Modes of Propagation in an Optical Fibre

[TwoHats]

I'm having trouble understanding why only certain angles of propagation can transmit down an optical fibre. My lecturer produces this formula for the allowed angles:

\sin \theta = p \frac{\lambda}{2dn}

where \theta is the angle of the ray from the optical axis
\lambda the wavelength of light
d is the diameter of the fibre
n it's refractive index
and p is some integer

without any derivation saying only that the 'waves must interfere constructively'

I guess this is to do with the optical path difference being an integer number of wavelengths. However I don't understand at which point they interfere constructively nor which beams it is that are interfering.

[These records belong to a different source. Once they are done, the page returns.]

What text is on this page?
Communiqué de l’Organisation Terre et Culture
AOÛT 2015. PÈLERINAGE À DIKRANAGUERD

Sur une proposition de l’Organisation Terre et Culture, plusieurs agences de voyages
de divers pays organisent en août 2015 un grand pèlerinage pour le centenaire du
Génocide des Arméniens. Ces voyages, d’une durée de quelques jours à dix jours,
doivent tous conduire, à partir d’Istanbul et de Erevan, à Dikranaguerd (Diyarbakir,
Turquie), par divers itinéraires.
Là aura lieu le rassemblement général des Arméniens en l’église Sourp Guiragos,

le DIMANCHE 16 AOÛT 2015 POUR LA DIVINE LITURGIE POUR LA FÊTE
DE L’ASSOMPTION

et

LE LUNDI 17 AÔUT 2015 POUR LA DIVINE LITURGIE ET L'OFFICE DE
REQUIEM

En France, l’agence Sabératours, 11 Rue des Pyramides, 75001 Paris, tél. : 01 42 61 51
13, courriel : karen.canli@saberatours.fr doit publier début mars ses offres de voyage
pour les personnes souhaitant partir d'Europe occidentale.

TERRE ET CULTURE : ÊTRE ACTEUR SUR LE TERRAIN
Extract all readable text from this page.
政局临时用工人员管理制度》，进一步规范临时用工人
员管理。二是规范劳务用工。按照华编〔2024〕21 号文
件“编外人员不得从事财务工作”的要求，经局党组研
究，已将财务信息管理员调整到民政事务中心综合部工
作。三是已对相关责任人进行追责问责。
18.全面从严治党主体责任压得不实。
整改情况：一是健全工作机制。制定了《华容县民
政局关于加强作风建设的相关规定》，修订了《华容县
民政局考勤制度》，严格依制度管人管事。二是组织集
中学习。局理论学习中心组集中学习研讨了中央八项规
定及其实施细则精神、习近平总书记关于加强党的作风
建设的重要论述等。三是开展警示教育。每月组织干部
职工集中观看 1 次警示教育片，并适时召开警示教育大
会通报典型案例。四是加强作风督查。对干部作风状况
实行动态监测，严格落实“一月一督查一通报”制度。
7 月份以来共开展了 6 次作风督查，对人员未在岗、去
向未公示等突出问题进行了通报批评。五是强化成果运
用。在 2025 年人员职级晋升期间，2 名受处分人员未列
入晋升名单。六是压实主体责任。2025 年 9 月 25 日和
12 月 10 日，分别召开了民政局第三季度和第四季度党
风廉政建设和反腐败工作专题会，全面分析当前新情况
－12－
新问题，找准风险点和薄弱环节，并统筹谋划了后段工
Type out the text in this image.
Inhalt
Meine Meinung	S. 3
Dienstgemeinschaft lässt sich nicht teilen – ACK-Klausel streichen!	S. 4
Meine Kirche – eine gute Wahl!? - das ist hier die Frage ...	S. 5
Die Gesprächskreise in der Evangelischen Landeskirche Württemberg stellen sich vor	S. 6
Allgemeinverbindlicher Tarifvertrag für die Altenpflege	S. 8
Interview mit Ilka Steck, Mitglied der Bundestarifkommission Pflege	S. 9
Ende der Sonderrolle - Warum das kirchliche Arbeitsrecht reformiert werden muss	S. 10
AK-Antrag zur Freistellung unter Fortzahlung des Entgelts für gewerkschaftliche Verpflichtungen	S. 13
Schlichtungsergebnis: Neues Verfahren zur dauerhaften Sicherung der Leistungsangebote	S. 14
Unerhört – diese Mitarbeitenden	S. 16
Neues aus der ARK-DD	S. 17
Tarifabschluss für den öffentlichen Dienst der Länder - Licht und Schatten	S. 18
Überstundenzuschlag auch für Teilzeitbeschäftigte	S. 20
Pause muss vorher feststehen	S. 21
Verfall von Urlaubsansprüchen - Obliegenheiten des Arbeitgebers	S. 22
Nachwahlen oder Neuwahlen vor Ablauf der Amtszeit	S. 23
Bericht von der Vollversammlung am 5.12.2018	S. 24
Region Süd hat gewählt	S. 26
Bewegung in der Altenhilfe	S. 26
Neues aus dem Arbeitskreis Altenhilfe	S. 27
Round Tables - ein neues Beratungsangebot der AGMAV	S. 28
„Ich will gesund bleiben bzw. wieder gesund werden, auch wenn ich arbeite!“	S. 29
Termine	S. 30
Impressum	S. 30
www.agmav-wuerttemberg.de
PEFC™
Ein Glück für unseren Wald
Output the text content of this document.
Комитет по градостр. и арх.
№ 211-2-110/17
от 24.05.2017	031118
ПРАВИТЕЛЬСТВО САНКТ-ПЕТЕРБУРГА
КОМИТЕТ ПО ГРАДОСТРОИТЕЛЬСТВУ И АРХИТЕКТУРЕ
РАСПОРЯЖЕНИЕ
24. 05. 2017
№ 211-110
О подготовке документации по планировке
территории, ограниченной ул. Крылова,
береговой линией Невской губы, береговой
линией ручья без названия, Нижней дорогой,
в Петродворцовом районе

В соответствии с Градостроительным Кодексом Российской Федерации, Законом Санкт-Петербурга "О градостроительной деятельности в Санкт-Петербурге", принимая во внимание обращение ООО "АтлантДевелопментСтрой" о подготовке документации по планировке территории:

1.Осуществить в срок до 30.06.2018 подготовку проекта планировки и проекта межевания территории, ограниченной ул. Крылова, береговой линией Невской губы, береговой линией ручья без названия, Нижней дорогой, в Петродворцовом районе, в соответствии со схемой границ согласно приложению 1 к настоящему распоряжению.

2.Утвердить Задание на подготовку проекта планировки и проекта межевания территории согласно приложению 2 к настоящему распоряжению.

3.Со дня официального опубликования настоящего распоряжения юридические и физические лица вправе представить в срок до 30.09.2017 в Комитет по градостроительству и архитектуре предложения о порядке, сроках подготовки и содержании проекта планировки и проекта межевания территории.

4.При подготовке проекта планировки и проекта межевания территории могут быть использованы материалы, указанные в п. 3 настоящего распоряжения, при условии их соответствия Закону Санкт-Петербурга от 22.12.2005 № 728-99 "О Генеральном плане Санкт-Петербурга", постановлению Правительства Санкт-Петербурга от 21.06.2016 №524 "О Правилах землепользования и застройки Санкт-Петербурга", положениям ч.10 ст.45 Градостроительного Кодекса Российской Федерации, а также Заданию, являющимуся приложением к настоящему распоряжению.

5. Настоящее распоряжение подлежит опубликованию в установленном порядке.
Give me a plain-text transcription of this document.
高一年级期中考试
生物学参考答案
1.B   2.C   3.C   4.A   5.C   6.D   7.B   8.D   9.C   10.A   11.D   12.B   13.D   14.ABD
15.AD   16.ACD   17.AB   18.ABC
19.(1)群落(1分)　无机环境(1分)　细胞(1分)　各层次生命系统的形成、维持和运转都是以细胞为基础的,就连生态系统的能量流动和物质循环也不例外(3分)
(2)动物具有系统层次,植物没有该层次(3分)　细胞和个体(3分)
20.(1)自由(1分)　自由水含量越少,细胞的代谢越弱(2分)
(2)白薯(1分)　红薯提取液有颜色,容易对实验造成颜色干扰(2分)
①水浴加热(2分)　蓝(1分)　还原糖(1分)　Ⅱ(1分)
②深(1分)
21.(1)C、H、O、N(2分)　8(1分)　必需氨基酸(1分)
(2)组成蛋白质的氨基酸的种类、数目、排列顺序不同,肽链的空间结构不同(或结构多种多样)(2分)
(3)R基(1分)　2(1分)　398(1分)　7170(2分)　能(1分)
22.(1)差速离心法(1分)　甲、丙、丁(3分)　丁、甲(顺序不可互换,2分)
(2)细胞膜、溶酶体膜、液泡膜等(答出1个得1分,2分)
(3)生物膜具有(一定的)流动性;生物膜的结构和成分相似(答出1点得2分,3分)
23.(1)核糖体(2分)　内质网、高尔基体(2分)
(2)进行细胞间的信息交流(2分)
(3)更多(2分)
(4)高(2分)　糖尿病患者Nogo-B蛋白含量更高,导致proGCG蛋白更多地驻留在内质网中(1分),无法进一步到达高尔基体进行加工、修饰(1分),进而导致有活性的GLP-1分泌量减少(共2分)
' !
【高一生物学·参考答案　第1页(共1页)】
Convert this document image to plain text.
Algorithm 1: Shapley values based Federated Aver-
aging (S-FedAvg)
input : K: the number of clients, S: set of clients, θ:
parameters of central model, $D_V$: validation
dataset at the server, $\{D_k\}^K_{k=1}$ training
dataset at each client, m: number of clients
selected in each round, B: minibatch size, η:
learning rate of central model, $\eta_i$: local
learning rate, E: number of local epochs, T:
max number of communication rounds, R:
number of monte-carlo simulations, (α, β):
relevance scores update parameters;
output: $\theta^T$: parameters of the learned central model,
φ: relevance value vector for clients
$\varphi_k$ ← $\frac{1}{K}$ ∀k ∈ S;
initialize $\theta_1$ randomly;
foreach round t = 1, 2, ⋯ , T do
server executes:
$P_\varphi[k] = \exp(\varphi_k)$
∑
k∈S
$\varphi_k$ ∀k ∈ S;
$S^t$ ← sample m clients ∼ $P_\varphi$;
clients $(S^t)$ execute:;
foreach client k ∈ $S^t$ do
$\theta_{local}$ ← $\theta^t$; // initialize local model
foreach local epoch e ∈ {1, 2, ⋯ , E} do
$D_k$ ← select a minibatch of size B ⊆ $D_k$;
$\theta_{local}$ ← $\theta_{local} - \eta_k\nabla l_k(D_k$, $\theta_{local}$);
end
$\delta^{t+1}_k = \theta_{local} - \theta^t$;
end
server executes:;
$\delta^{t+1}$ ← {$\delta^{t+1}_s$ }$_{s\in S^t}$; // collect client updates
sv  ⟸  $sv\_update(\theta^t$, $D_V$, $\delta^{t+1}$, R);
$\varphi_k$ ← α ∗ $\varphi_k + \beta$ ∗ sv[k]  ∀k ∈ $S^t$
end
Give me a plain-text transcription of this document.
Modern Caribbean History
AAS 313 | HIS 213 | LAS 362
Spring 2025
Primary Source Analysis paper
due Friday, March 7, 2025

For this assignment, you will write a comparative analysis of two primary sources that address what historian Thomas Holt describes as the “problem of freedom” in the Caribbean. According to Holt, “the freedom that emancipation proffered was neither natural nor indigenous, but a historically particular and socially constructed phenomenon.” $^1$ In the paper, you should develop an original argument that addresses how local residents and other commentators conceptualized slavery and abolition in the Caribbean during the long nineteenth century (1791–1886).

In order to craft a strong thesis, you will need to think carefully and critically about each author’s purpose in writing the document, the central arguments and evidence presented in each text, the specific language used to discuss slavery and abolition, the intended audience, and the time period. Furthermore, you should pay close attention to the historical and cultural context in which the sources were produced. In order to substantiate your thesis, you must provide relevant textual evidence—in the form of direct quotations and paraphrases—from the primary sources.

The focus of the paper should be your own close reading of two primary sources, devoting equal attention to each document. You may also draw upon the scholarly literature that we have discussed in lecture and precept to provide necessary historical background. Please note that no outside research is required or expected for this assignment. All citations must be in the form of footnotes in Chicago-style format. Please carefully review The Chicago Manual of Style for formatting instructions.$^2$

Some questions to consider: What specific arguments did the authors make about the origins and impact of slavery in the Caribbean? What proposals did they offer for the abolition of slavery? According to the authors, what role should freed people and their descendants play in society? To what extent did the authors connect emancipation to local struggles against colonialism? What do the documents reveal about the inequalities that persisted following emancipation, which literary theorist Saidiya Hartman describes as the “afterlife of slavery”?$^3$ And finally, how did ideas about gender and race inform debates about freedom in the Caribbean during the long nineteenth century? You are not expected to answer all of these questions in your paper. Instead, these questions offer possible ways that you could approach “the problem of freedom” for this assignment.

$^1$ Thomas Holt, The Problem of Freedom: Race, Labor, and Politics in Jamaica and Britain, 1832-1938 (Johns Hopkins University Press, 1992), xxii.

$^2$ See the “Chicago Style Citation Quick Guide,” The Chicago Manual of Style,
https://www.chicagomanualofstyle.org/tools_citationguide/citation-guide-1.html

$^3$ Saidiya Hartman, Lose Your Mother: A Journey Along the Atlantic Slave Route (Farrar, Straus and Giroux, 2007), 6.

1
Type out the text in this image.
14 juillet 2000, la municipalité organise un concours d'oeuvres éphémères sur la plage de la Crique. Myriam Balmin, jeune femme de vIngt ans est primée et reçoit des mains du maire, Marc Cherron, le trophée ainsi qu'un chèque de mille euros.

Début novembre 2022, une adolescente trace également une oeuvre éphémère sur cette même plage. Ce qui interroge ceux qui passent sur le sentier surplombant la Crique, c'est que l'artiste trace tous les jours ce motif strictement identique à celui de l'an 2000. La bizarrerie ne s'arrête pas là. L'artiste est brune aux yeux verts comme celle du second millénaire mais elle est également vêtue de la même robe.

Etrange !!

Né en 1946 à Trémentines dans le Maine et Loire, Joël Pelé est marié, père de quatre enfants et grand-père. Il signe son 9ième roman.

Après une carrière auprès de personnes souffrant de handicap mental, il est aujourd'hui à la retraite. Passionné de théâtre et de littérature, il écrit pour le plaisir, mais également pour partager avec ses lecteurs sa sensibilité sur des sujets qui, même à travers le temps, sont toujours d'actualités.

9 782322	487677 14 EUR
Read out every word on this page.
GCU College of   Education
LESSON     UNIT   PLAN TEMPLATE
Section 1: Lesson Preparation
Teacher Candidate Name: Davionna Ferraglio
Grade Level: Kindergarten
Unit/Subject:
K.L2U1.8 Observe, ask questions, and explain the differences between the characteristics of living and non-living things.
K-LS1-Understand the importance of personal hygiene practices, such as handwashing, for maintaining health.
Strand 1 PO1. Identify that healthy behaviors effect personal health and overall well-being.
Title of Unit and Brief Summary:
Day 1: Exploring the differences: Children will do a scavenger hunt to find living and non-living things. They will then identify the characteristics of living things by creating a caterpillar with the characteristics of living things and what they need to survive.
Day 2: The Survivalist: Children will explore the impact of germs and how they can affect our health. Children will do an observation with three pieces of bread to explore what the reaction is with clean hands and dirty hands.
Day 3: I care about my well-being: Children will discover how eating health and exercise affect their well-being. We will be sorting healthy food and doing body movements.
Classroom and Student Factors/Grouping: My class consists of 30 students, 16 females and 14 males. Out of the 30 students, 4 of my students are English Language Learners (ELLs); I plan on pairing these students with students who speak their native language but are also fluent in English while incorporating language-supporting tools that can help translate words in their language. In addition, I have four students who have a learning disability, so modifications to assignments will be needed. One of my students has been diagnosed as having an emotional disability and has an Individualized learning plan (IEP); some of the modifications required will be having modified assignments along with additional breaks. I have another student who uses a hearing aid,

Does this formula mean that if incident light at all angles only the angles that satisfy the above condition will emerge? Or does it mean that I must be careful to only allow these modes through else my signal will be destroyed?

 

[Andy Resnick]

I agree, it's questionable logic. The (apparent) idea is to treat light within an optical fiber as rays which reflect off the core-cladding interface. The length of the path from one side of the fiber to the other is d*sin(theta), the wavelength of light in the core is lambda/n, etc.

Unfortunately, the phrase "only certain angles of propagation can transmit down an optical fibre" is misleading, because when discussing electromagnetic propagation in waveguides it makes more sense to say "certain *modes* can transmit down an optical fibre"- the meaning is different, and modes, a wave concept, is more appropriate for spatially confined light than ray concepts.

 

[chrisbaird]

The ray is bouncing back and forth inside the fiber as it travels down: /\/\/\/\/, so it is interfering with itself. After the ray has bounced twice, it is going in the same direction and the peak of this bounced-twice ray must line up with the peak of the unbounced wave or they will destructively interfere and give you no total wave.

In reality, as Andy said, electromagnetic waves are not just rays, but are oscillations in a three-component electric and a three-component magnetic field. The more accurate picture is that of oscillating fields traveling down the waveguide, so that an optical fiber only supports modes of oscillation when the transverse part of the oscillating fields forms standing waves.

 

[myx360]

Hi, this may sound silly, but I'm struggling on a really fundamental part of this equation and its winding me up silly! I understand the fact that it's about the pathlengths and the two waves interfering all just fine but...

Why is it that d*sin(theta) is the path length? My SohCahToa says no! Isn't d the side length of the triangle opposite to the angle we're given, thus making it the denominator when we pull it over onto the same side as the sine function?

(Or to put it more clearly, I simply cannot see how d is the hypotenuse)

OP we clearly have the same lecturer, since I have been given exactly no derivation aswell.